CHRISTCHURCH - A 71-year-old man who escaped the Russian invasion of Afghanistan and brought his young family to New Zealand in the 1970s was the first of the mosque attack victims to be identified.
Mr Daoud Nabi was shot as he tried to shield another person from the gunman at the Al Noor Mosque, his son Omar Nabi said on Saturday (March 16) while waiting outside the High Court in Christchurch, where 28-year-old Australian Brenton Tarrant was charged with murder.
A retired engineer with a love of old cars, Mr Nabi ran the Afghan Association. He liked to describe New Zealand as "a slice of paradise", according to his son.
His other son Yama Nabi told the Sydney Morning Herald that he had had a little falling out with his father.

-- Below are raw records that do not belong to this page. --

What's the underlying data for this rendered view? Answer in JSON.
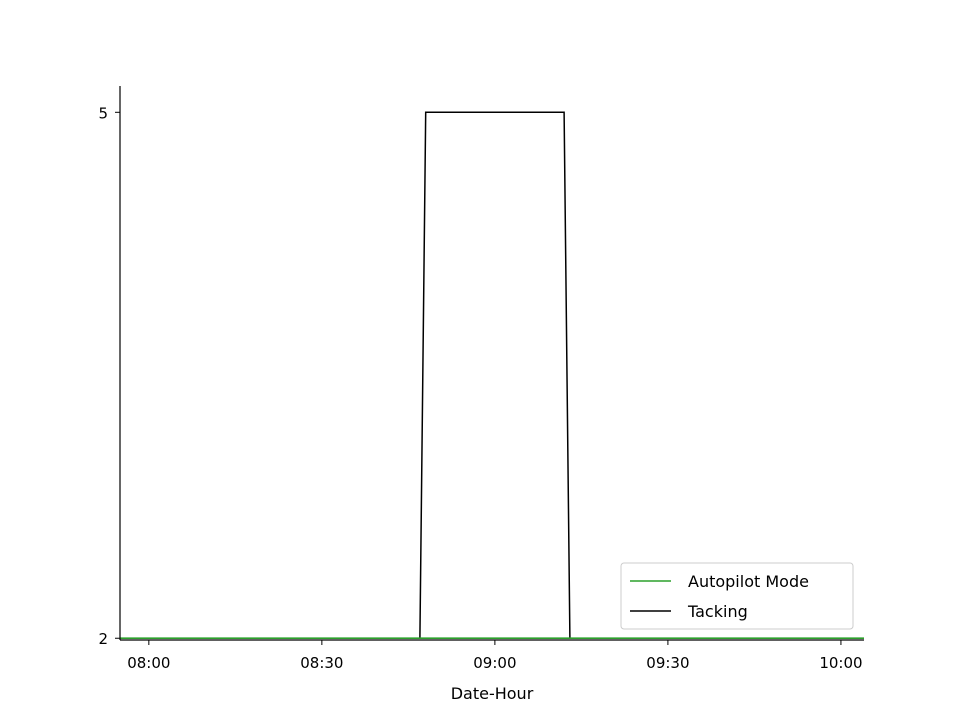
{
  "chart_data": {
    "type": "line",
    "xlabel": "Date-Hour",
    "ylabel": "",
    "x_ticks": [
      "08:00",
      "08:30",
      "09:00",
      "09:30",
      "10:00"
    ],
    "y_ticks": [
      "2",
      "5"
    ],
    "xlim": [
      "07:55",
      "10:04"
    ],
    "ylim": [
      1.99,
      5.15
    ],
    "grid": false,
    "legend_position": "lower-right",
    "series": [
      {
        "name": "Autopilot Mode",
        "color": "#2ca02c",
        "points": [
          [
            "07:55",
            2
          ],
          [
            "10:04",
            2
          ]
        ]
      },
      {
        "name": "Tacking",
        "color": "#000000",
        "points": [
          [
            "07:55",
            2
          ],
          [
            "08:47",
            2
          ],
          [
            "08:48",
            5
          ],
          [
            "09:12",
            5
          ],
          [
            "09:13",
            2
          ],
          [
            "10:04",
            2
          ]
        ]
      }
    ]
  }
}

On the day of the shooting, he had brought along his six-year-old daughter to patch things up because he knew the old man loved his grandchildren.

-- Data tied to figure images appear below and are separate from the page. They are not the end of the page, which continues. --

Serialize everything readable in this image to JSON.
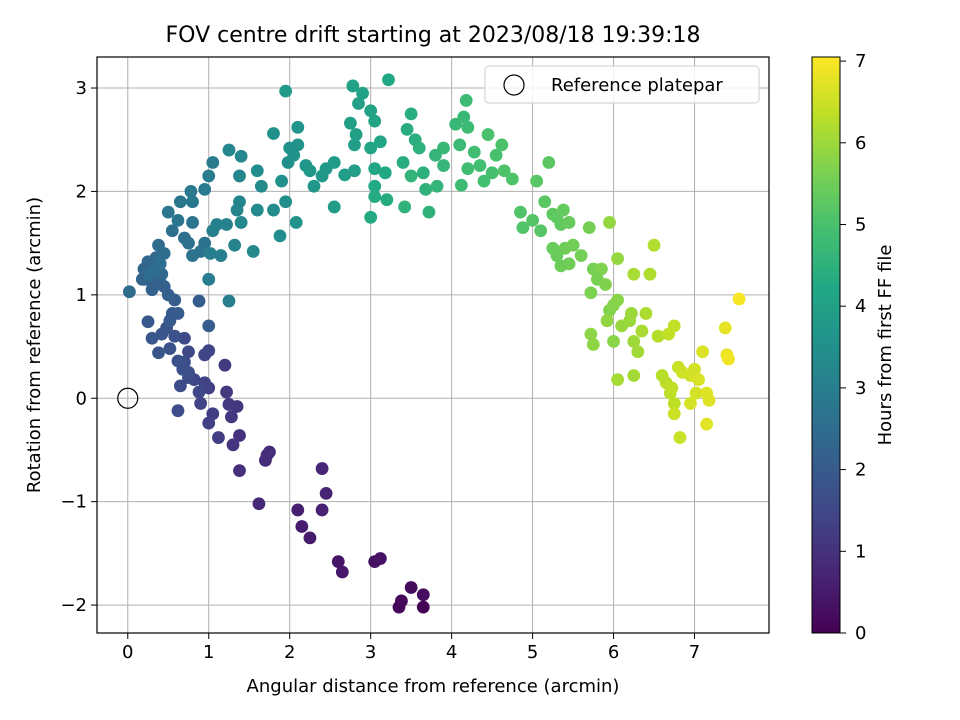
{
  "chart_data": {
    "type": "scatter",
    "title": "FOV centre drift starting at 2023/08/18 19:39:18",
    "xlabel": "Angular distance from reference (arcmin)",
    "ylabel": "Rotation from reference (arcmin)",
    "xlim": [
      -0.38,
      7.92
    ],
    "ylim": [
      -2.27,
      3.3
    ],
    "xticks": [
      0,
      1,
      2,
      3,
      4,
      5,
      6,
      7
    ],
    "yticks": [
      -2,
      -1,
      0,
      1,
      2,
      3
    ],
    "xtick_labels": [
      "0",
      "1",
      "2",
      "3",
      "4",
      "5",
      "6",
      "7"
    ],
    "ytick_labels": [
      "−2",
      "−1",
      "0",
      "1",
      "2",
      "3"
    ],
    "grid": true,
    "legend": {
      "label": "Reference platepar",
      "position": "top-right",
      "marker": "open-circle"
    },
    "reference_point": {
      "x": 0,
      "y": 0
    },
    "colorbar": {
      "label": "Hours from first FF file",
      "colormap": "viridis",
      "range": [
        0,
        7.05
      ],
      "ticks": [
        0,
        1,
        2,
        3,
        4,
        5,
        6,
        7
      ],
      "tick_labels": [
        "0",
        "1",
        "2",
        "3",
        "4",
        "5",
        "6",
        "7"
      ]
    },
    "points": [
      [
        3.65,
        -2.02,
        0.05
      ],
      [
        3.35,
        -2.02,
        0.1
      ],
      [
        3.38,
        -1.96,
        0.15
      ],
      [
        3.5,
        -1.83,
        0.2
      ],
      [
        3.65,
        -1.9,
        0.25
      ],
      [
        3.05,
        -1.58,
        0.3
      ],
      [
        3.12,
        -1.55,
        0.35
      ],
      [
        2.6,
        -1.58,
        0.4
      ],
      [
        2.65,
        -1.68,
        0.45
      ],
      [
        2.25,
        -1.35,
        0.5
      ],
      [
        2.15,
        -1.24,
        0.55
      ],
      [
        2.1,
        -1.08,
        0.6
      ],
      [
        2.4,
        -1.08,
        0.65
      ],
      [
        2.45,
        -0.92,
        0.7
      ],
      [
        2.4,
        -0.68,
        0.75
      ],
      [
        1.62,
        -1.02,
        0.8
      ],
      [
        1.72,
        -0.55,
        0.85
      ],
      [
        1.7,
        -0.6,
        0.88
      ],
      [
        1.75,
        -0.52,
        0.9
      ],
      [
        1.38,
        -0.7,
        0.95
      ],
      [
        1.38,
        -0.36,
        1.0
      ],
      [
        1.3,
        -0.45,
        1.05
      ],
      [
        1.28,
        -0.18,
        1.1
      ],
      [
        1.35,
        -0.08,
        1.12
      ],
      [
        1.25,
        -0.06,
        1.15
      ],
      [
        1.22,
        0.06,
        1.2
      ],
      [
        1.2,
        0.32,
        1.22
      ],
      [
        1.12,
        -0.38,
        1.25
      ],
      [
        1.05,
        -0.15,
        1.28
      ],
      [
        1.0,
        -0.24,
        1.3
      ],
      [
        1.0,
        0.1,
        1.35
      ],
      [
        0.95,
        0.15,
        1.38
      ],
      [
        0.9,
        -0.05,
        1.4
      ],
      [
        0.95,
        0.42,
        1.42
      ],
      [
        1.0,
        0.46,
        1.45
      ],
      [
        0.88,
        0.06,
        1.48
      ],
      [
        0.82,
        0.18,
        1.5
      ],
      [
        0.75,
        0.45,
        1.55
      ],
      [
        0.7,
        0.58,
        1.58
      ],
      [
        0.75,
        0.2,
        1.6
      ],
      [
        0.65,
        0.12,
        1.62
      ],
      [
        0.62,
        -0.12,
        1.65
      ],
      [
        0.7,
        0.35,
        1.68
      ],
      [
        0.75,
        0.25,
        1.7
      ],
      [
        0.68,
        0.28,
        1.72
      ],
      [
        0.62,
        0.36,
        1.75
      ],
      [
        0.58,
        0.6,
        1.78
      ],
      [
        0.52,
        0.48,
        1.8
      ],
      [
        0.48,
        0.68,
        1.82
      ],
      [
        0.42,
        0.62,
        1.85
      ],
      [
        0.38,
        0.44,
        1.88
      ],
      [
        0.3,
        0.58,
        1.9
      ],
      [
        0.25,
        0.74,
        1.92
      ],
      [
        0.52,
        0.75,
        1.95
      ],
      [
        0.55,
        0.82,
        1.98
      ],
      [
        0.62,
        0.82,
        2.0
      ],
      [
        0.58,
        0.95,
        2.05
      ],
      [
        0.88,
        0.94,
        2.08
      ],
      [
        1.0,
        0.7,
        2.1
      ],
      [
        0.5,
        1.0,
        2.12
      ],
      [
        0.45,
        1.08,
        2.15
      ],
      [
        0.4,
        1.12,
        2.18
      ],
      [
        0.35,
        1.1,
        2.2
      ],
      [
        0.3,
        1.05,
        2.22
      ],
      [
        0.22,
        1.15,
        2.25
      ],
      [
        0.18,
        1.15,
        2.28
      ],
      [
        0.2,
        1.25,
        2.3
      ],
      [
        0.25,
        1.32,
        2.32
      ],
      [
        0.3,
        1.28,
        2.35
      ],
      [
        0.35,
        1.36,
        2.38
      ],
      [
        0.42,
        1.2,
        2.4
      ],
      [
        0.02,
        1.03,
        2.42
      ],
      [
        0.38,
        1.48,
        2.45
      ],
      [
        0.45,
        1.4,
        2.48
      ],
      [
        0.28,
        1.2,
        2.5
      ],
      [
        0.32,
        1.22,
        2.52
      ],
      [
        0.4,
        1.3,
        2.55
      ],
      [
        0.55,
        1.62,
        2.58
      ],
      [
        0.7,
        1.55,
        2.6
      ],
      [
        0.75,
        1.5,
        2.62
      ],
      [
        0.8,
        1.38,
        2.65
      ],
      [
        0.9,
        1.42,
        2.68
      ],
      [
        0.95,
        1.5,
        2.7
      ],
      [
        0.8,
        1.7,
        2.72
      ],
      [
        0.62,
        1.72,
        2.75
      ],
      [
        0.5,
        1.8,
        2.78
      ],
      [
        0.65,
        1.9,
        2.8
      ],
      [
        0.8,
        1.9,
        2.82
      ],
      [
        0.78,
        2.0,
        2.85
      ],
      [
        0.95,
        2.02,
        2.88
      ],
      [
        1.0,
        2.15,
        2.9
      ],
      [
        1.05,
        2.28,
        2.92
      ],
      [
        1.0,
        1.15,
        2.95
      ],
      [
        1.25,
        0.94,
        2.98
      ],
      [
        1.15,
        1.38,
        3.0
      ],
      [
        1.02,
        1.4,
        3.02
      ],
      [
        1.05,
        1.62,
        3.05
      ],
      [
        1.1,
        1.68,
        3.08
      ],
      [
        1.22,
        1.68,
        3.1
      ],
      [
        1.32,
        1.48,
        3.12
      ],
      [
        1.35,
        1.82,
        3.15
      ],
      [
        1.38,
        1.9,
        3.18
      ],
      [
        1.38,
        2.15,
        3.2
      ],
      [
        1.25,
        2.4,
        3.22
      ],
      [
        1.4,
        2.34,
        3.25
      ],
      [
        1.55,
        1.42,
        3.28
      ],
      [
        1.4,
        1.7,
        3.3
      ],
      [
        1.6,
        1.82,
        3.32
      ],
      [
        1.65,
        2.05,
        3.35
      ],
      [
        1.6,
        2.2,
        3.38
      ],
      [
        1.8,
        1.82,
        3.4
      ],
      [
        1.88,
        1.57,
        3.42
      ],
      [
        1.95,
        1.9,
        3.45
      ],
      [
        1.98,
        2.28,
        3.48
      ],
      [
        1.9,
        2.1,
        3.5
      ],
      [
        1.8,
        2.56,
        3.52
      ],
      [
        2.0,
        2.42,
        3.55
      ],
      [
        2.05,
        2.35,
        3.58
      ],
      [
        2.1,
        2.45,
        3.6
      ],
      [
        2.1,
        2.62,
        3.62
      ],
      [
        2.08,
        1.7,
        3.65
      ],
      [
        2.2,
        2.25,
        3.68
      ],
      [
        2.25,
        2.2,
        3.7
      ],
      [
        2.3,
        2.05,
        3.72
      ],
      [
        2.4,
        2.15,
        3.75
      ],
      [
        2.45,
        2.22,
        3.78
      ],
      [
        1.95,
        2.97,
        3.8
      ],
      [
        2.55,
        2.28,
        3.82
      ],
      [
        2.55,
        1.85,
        3.85
      ],
      [
        2.68,
        2.16,
        3.88
      ],
      [
        2.8,
        2.2,
        3.9
      ],
      [
        2.8,
        2.45,
        3.92
      ],
      [
        2.75,
        2.66,
        3.95
      ],
      [
        2.85,
        2.85,
        3.98
      ],
      [
        2.82,
        2.55,
        4.0
      ],
      [
        2.78,
        3.02,
        4.02
      ],
      [
        2.9,
        2.95,
        4.05
      ],
      [
        3.0,
        2.78,
        4.08
      ],
      [
        3.05,
        2.68,
        4.1
      ],
      [
        3.0,
        2.42,
        4.12
      ],
      [
        3.05,
        2.22,
        4.15
      ],
      [
        3.12,
        2.48,
        4.18
      ],
      [
        3.22,
        3.08,
        4.2
      ],
      [
        3.18,
        2.18,
        4.22
      ],
      [
        3.05,
        2.05,
        4.25
      ],
      [
        3.0,
        1.75,
        4.28
      ],
      [
        3.05,
        1.95,
        4.3
      ],
      [
        3.2,
        1.92,
        4.32
      ],
      [
        3.4,
        2.28,
        4.35
      ],
      [
        3.45,
        2.6,
        4.38
      ],
      [
        3.5,
        2.75,
        4.4
      ],
      [
        3.55,
        2.5,
        4.42
      ],
      [
        3.6,
        2.42,
        4.45
      ],
      [
        3.65,
        2.18,
        4.48
      ],
      [
        3.72,
        1.8,
        4.5
      ],
      [
        3.68,
        2.02,
        4.52
      ],
      [
        3.42,
        1.85,
        4.55
      ],
      [
        3.5,
        2.15,
        4.58
      ],
      [
        3.8,
        2.35,
        4.6
      ],
      [
        3.82,
        2.05,
        4.62
      ],
      [
        3.9,
        2.25,
        4.65
      ],
      [
        3.9,
        2.42,
        4.68
      ],
      [
        4.05,
        2.65,
        4.7
      ],
      [
        4.15,
        2.72,
        4.72
      ],
      [
        4.1,
        2.45,
        4.75
      ],
      [
        4.2,
        2.62,
        4.78
      ],
      [
        4.18,
        2.88,
        4.8
      ],
      [
        4.12,
        2.06,
        4.82
      ],
      [
        4.2,
        2.22,
        4.85
      ],
      [
        4.28,
        2.38,
        4.88
      ],
      [
        4.35,
        2.25,
        4.9
      ],
      [
        4.4,
        2.1,
        4.92
      ],
      [
        4.5,
        2.18,
        4.95
      ],
      [
        4.55,
        2.35,
        4.98
      ],
      [
        4.45,
        2.55,
        5.0
      ],
      [
        4.62,
        2.45,
        5.02
      ],
      [
        4.65,
        2.2,
        5.05
      ],
      [
        4.75,
        2.12,
        5.08
      ],
      [
        4.85,
        1.8,
        5.1
      ],
      [
        4.88,
        1.65,
        5.12
      ],
      [
        5.0,
        1.72,
        5.15
      ],
      [
        5.1,
        1.62,
        5.18
      ],
      [
        5.05,
        2.1,
        5.2
      ],
      [
        5.15,
        1.9,
        5.22
      ],
      [
        5.2,
        2.28,
        5.25
      ],
      [
        5.25,
        1.78,
        5.28
      ],
      [
        5.3,
        1.75,
        5.3
      ],
      [
        5.35,
        1.68,
        5.32
      ],
      [
        5.38,
        1.82,
        5.35
      ],
      [
        5.45,
        1.7,
        5.38
      ],
      [
        5.25,
        1.45,
        5.4
      ],
      [
        5.3,
        1.38,
        5.42
      ],
      [
        5.35,
        1.28,
        5.45
      ],
      [
        5.4,
        1.45,
        5.48
      ],
      [
        5.45,
        1.3,
        5.5
      ],
      [
        5.5,
        1.48,
        5.52
      ],
      [
        5.6,
        1.38,
        5.55
      ],
      [
        5.7,
        1.65,
        5.58
      ],
      [
        5.75,
        1.25,
        5.6
      ],
      [
        5.8,
        1.15,
        5.62
      ],
      [
        5.72,
        1.02,
        5.65
      ],
      [
        5.85,
        1.25,
        5.68
      ],
      [
        5.9,
        1.1,
        5.7
      ],
      [
        5.95,
        0.85,
        5.72
      ],
      [
        6.0,
        0.9,
        5.75
      ],
      [
        6.05,
        0.95,
        5.78
      ],
      [
        6.0,
        0.55,
        5.8
      ],
      [
        5.72,
        0.62,
        5.82
      ],
      [
        5.75,
        0.52,
        5.85
      ],
      [
        5.92,
        0.75,
        5.88
      ],
      [
        5.95,
        1.7,
        5.9
      ],
      [
        6.05,
        1.35,
        5.92
      ],
      [
        6.1,
        0.7,
        5.95
      ],
      [
        6.2,
        0.75,
        5.98
      ],
      [
        6.22,
        0.82,
        6.0
      ],
      [
        6.25,
        0.55,
        6.02
      ],
      [
        6.3,
        0.45,
        6.05
      ],
      [
        6.25,
        0.22,
        6.08
      ],
      [
        6.05,
        0.18,
        6.1
      ],
      [
        6.25,
        1.2,
        6.12
      ],
      [
        6.35,
        0.65,
        6.15
      ],
      [
        6.4,
        0.82,
        6.18
      ],
      [
        6.45,
        1.2,
        6.2
      ],
      [
        6.5,
        1.48,
        6.22
      ],
      [
        6.55,
        0.6,
        6.25
      ],
      [
        6.6,
        0.22,
        6.28
      ],
      [
        6.65,
        0.15,
        6.3
      ],
      [
        6.7,
        0.05,
        6.32
      ],
      [
        6.75,
        -0.05,
        6.35
      ],
      [
        6.72,
        0.1,
        6.38
      ],
      [
        6.68,
        0.62,
        6.4
      ],
      [
        6.75,
        0.7,
        6.42
      ],
      [
        6.8,
        0.3,
        6.45
      ],
      [
        6.82,
        -0.38,
        6.48
      ],
      [
        6.75,
        -0.15,
        6.5
      ],
      [
        6.85,
        0.25,
        6.52
      ],
      [
        6.95,
        0.22,
        6.55
      ],
      [
        7.0,
        0.28,
        6.58
      ],
      [
        7.02,
        0.05,
        6.6
      ],
      [
        6.95,
        -0.05,
        6.62
      ],
      [
        7.05,
        0.18,
        6.65
      ],
      [
        7.1,
        0.45,
        6.68
      ],
      [
        7.15,
        0.05,
        6.7
      ],
      [
        7.18,
        -0.02,
        6.72
      ],
      [
        7.15,
        -0.25,
        6.75
      ],
      [
        7.38,
        0.68,
        6.8
      ],
      [
        7.4,
        0.42,
        6.85
      ],
      [
        7.42,
        0.38,
        6.9
      ],
      [
        7.55,
        0.96,
        7.0
      ]
    ]
  }
}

But he arrived late and by the time he got to the mosque, it was ringed by policemen who would not let him enter.
He feared the worst when a friend waiting outside told him repeatedly: "Your father saved my life. Your father saved my life."

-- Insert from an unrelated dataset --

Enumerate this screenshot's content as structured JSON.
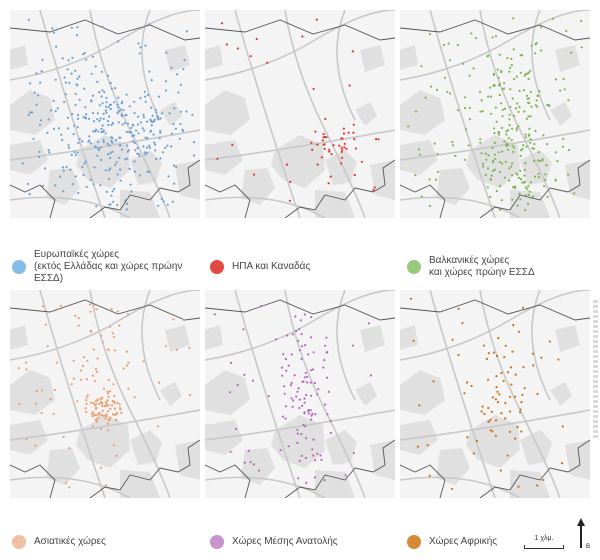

Mr Yama Nabi then watched and re-watched the gunman's video until he found his father lying dead on his back. "I had to go back and forward and back and forward a lot, but I knew it was him," he said.
Mr Omar Nabi said his father was a kind man. "Whether you're from Palestine, Iraq, Syria - he's been the first person to hold his hand up."
"I'm not sure how to deal with this. Forgiving is going to take time," he added.
"It's outrageous, the feeling is outrageous. It's beyond imagination."